In a long dreaded move, the U.S. Department of Labor has issued a final rule requiring that time-and-a-half overtime be paid to at-home attendants who put in more than 40 hours a week caring for a disabled or elderly person. “Many home health aides provide live-in services, and overnight and weekend hours could result in their receiving substantial amounts of overtime pay,” notes Steve Miller at the Society for Human Resource Management. Families employing such attendants will also be required to keep records of time worked. There are a few narrow, hard-to-use exceptions. The rule also brings attendants under minimum wage laws, but it’s the overtime provision that has raised the most fear.


This is a terrible rule. The fear and anger it has stirred is coming not just from commercial employment agencies, as some careless media accounts might leave you to think, but above all from elderly and disabled persons and their families and loved ones, who know that home attendant services are often the only alternative to institutional or nursing home care. 


Even if you’ve followed this issue you probably had no idea that in April, ADAPT, a well-known disability-rights group, staged a demonstration in Washington, D.C. to protest the proposed overtime rule and even blocked all the entrances to the Department of Labor to make its point. That was hardly reported at all in the media; I learned about it through Prof. Samuel Bagenstos’s blog on disability rights law

The rules are likely to bite especially in California, which has a distinctively generous statewide arrangement (IHSS, or In-Home Supportive Services) favorable to home-based care. According to comments filed in March by DREDF (Disability Rights Education & Defense Fund), another leading disabled-rights group, it’s “highly unrealistic to assume that the state and local governments would be willing to pay [overtime]. It is far more likely that IHSS would simply cap individual workers’ hours at 40 hours/​week.”


At present, for more than 28,000 mostly low-income Californians, the liberal state program is willing to pay for up to 65 hours a week of companion care carried out by family members themselves. Whatever the pluses and minuses of paying people to care for their own loved ones, the program is unlikely to survive in its current form if an overtime entitlement that cannot be waived by mutual consent is overlaid onto it. Pointing out that 40 years ago “the vast majority of PWD [persons with disabilities] with high PA [personal attendance] needs were institutionalized,” DREDF wrote that “we cannot support the proposed rule change because of the possible unintended consequences to PWD and their families” both publicly and privately paid. 

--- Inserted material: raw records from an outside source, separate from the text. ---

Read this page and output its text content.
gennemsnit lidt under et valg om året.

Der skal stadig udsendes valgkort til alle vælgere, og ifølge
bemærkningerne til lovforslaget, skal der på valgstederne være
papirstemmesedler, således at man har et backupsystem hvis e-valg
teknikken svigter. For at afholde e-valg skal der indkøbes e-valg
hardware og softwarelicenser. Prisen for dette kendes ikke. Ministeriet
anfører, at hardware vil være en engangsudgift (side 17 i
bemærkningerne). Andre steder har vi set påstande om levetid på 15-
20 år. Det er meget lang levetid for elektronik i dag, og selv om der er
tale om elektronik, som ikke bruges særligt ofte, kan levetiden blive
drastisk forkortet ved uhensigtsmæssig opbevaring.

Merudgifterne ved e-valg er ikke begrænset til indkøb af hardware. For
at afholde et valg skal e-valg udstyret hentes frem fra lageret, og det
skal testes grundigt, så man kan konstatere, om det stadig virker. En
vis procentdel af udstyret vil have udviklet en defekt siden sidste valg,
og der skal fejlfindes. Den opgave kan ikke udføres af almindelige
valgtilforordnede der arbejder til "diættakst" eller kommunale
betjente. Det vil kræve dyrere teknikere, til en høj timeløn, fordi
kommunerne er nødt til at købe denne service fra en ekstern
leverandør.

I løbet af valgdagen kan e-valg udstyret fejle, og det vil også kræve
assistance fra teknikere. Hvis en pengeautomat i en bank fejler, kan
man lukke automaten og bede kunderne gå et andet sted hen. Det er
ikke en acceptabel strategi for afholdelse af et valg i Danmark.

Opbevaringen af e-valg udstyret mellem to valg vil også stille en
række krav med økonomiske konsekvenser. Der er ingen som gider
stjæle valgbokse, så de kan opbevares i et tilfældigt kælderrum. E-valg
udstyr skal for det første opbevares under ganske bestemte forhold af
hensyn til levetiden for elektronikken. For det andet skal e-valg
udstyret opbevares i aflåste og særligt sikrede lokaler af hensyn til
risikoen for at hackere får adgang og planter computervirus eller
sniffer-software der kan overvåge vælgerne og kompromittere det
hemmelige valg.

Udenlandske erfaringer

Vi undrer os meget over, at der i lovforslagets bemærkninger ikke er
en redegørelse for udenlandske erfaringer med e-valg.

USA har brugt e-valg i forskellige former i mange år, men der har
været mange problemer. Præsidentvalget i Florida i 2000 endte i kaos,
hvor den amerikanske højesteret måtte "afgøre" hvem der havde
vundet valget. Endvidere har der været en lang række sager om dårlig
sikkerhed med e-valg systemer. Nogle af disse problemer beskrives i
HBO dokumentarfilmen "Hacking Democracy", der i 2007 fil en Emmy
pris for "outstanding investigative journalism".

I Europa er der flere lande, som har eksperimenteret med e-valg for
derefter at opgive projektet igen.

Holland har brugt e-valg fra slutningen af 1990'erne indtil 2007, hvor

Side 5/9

Don’t assume that companions themselves will benefit, even assuming they manage to stay employed. Many will simply see their hours cut back. (Cutting employees’ hours as an adaptation to new law? Who could have seen that coming in the era of ObamaCare?) So instead of 12 hours x 6 days at one home spent playing gin rummy between client naps and making sure no health emergency is gathering, the work week will be reshuffled to constitute, say, 36-hour weeks for two different clients, resulting in twice the commuting and job search hassle, twice the handoffs to other attendants (always a time of elevated safety risk, as the medical world has learned to its regret before) and, for the disabled person, twice the number of unfamiliar faces cycling through the house. 


If Congress can muster the will to stand up to the backers of the plan — notably unions, organized employment lawyers, and cause groups in the liberal foundation orbit — it could still move to block the rules before the effective date of January 2015.